I really hope we have reached (or are fast reaching) the point where sexual assault is seen as toxic behavior under all circumstances towards anyone, but I am not that optimistic that this is the case.
raym says
Regarding ‘locker room talk’, it seems to me that what Trump and Bush engaged in might more accurately be described as ‘frat-boy behaviour’. At least, it seems to fit better with what I know about such people.
Marcus Ranum says
Re: Ted Cruz
saved him from the series of humiliations that he has suffered
He has chosen those humiliations. He asked for them. He’s just made some really really dumb moves. Sucks being him.
sonofrojblake says
Whatever else Trump can be blamed for, one thing we can thank him for is destroying any chance Cruz ever had of becoming President. Humiliation piles on humiliation for that man, and I’d be more scared of a Cruz presidency than of a Trump one -- the GOP would have been solidly behind Cruz, for one thing. Thank goodness Trump has eviscerated him, even while (apparently) self-destructing himself.
sonofrojblake says
A random thought:
In Neil Gaiman’s book “Don’t Panic -- A Guide to the Hitchhikers Guide to the Galaxy”, Douglas Adams talks about watching the presidential debates. In that instance he was watching Reagan debate.
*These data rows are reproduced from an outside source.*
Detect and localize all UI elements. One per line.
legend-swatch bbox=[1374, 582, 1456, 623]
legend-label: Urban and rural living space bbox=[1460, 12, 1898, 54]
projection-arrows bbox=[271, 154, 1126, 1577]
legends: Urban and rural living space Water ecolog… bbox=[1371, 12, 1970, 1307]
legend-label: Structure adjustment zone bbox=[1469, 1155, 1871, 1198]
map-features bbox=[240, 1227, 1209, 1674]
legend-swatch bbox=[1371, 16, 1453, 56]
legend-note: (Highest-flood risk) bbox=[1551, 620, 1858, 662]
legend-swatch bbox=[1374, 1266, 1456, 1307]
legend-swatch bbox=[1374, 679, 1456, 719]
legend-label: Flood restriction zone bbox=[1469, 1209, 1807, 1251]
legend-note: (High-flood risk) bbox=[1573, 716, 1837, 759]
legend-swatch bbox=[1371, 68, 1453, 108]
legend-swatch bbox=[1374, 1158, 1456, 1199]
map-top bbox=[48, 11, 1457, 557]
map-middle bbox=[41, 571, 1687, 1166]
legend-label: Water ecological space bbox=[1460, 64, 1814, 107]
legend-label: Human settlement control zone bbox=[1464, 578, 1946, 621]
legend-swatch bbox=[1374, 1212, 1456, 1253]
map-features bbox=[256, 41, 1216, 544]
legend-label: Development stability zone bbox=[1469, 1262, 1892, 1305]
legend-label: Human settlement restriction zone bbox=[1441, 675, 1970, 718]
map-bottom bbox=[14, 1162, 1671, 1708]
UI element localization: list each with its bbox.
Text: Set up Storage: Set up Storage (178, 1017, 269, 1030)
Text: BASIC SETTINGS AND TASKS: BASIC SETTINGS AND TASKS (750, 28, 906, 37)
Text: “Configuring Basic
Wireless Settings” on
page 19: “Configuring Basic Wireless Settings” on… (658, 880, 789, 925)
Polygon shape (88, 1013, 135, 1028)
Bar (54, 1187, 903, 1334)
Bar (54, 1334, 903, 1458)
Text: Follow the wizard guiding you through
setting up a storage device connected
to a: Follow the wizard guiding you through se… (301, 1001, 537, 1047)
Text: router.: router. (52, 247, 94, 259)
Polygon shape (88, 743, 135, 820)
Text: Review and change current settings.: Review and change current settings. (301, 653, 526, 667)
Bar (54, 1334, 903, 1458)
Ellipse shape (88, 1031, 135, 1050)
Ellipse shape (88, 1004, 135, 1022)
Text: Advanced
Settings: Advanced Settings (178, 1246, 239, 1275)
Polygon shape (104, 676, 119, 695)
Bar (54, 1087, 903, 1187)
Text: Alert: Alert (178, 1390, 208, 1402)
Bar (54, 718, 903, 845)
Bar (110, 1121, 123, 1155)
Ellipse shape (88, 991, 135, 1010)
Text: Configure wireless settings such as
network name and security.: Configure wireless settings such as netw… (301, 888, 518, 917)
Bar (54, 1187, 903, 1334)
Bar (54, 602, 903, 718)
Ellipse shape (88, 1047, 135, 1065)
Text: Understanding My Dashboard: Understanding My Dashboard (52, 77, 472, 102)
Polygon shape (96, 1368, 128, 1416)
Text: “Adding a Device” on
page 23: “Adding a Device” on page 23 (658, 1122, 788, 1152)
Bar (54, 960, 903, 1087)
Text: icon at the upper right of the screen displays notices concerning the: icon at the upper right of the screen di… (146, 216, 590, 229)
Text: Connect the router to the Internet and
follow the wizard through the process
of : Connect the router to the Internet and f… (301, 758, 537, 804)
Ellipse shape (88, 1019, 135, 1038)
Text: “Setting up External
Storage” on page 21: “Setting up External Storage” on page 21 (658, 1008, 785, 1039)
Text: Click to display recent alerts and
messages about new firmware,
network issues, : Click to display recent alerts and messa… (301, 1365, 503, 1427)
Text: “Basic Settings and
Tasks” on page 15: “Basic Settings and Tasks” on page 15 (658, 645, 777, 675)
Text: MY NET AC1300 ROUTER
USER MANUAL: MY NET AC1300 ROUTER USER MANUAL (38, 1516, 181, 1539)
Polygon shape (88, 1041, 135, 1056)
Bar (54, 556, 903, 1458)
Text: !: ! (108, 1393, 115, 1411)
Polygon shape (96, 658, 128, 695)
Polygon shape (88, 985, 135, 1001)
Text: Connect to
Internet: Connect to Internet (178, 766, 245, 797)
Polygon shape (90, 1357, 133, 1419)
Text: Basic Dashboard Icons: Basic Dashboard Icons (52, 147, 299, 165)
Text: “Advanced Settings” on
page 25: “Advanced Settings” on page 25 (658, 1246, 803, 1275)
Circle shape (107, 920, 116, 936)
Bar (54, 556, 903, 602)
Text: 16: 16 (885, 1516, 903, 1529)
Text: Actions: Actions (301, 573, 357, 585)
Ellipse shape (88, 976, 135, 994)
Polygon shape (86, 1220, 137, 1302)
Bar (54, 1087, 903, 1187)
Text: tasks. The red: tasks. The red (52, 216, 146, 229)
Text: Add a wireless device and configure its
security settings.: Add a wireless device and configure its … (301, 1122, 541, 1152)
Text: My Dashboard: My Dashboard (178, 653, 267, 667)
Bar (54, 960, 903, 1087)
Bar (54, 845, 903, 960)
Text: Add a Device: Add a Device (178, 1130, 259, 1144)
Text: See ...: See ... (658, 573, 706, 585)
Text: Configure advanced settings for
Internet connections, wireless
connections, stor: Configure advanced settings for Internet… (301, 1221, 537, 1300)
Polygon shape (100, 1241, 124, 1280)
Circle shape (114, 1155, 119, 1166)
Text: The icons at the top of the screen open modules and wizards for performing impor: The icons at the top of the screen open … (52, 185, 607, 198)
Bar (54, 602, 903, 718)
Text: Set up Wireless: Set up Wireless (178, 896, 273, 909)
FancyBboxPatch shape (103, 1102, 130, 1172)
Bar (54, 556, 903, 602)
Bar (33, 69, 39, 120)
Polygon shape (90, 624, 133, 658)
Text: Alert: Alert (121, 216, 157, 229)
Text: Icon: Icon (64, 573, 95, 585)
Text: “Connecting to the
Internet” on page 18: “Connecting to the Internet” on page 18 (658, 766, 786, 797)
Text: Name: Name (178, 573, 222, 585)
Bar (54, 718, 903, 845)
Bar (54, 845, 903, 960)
It appeared to him that the strategy of the people preparing Reagan for the debate was to equip him with a minimum number of facts, and the maximum number of ways of guiding the conversation around to those facts, plus some techniques to obfuscate when confused. It occurred to him (Adams) that that was exactly how you programmed a computer to appear to be taking part in a conversation, and it amused him to contemplate writing what we would now call a chatbot which would pretend to be Reagan, and another that would pretend to be Thatcher or whoever, and you could get them talking to one another. Then he had the idea to do one that would pretend to be God, then that become one for the Christian version, one for the Muslim version and so on, with the eventual aim of getting software burned in the Bible belt, which he felt was a right of passage every new medium should go through.
Adams made these observations around the time he was collaborating with Infocom on the HHGG game, and he probably underestimated the difficulty of writing a program to convincingly simulate the responses of a debating presidential candidate.
In 2016, though, technology has advanced and… it didn’t need to. I haven’t written a line of code for over 20 years, and I think I could program a Commodore 64 to do a convincing simulation of Trump. Partly because I could skip that whole “equip him with a minimum number of facts”, and partly because I wouldn’t have to bother making sure his responses made sense or were in any way connected to the question.
grendelsfather says
You don’t have to have daughters or granddaughters to find Trump’s comments repugnant. It’s an odd, unnecessary qualifier.
This. About a million times. I don’t know very many African Americans well, and I do not have any Mexican or Muslim friends (perhaps I should get out more). Still, even I could immediately recognize that Trump was a disgusting POS when he started talking about them the way he did.
This is all about ‘othering.’ As long as Trump was attacking people that the GOP hated and would never want to be like, they were fine with him: ‘These other people aren’t like us, so it is OK to treat them like crap.’ It was only when he started acting like this toward people they could relate to that they finally caught on. If that’s what it took for the GOP to see Trump for who he truly is, they are even more clueless than I thought.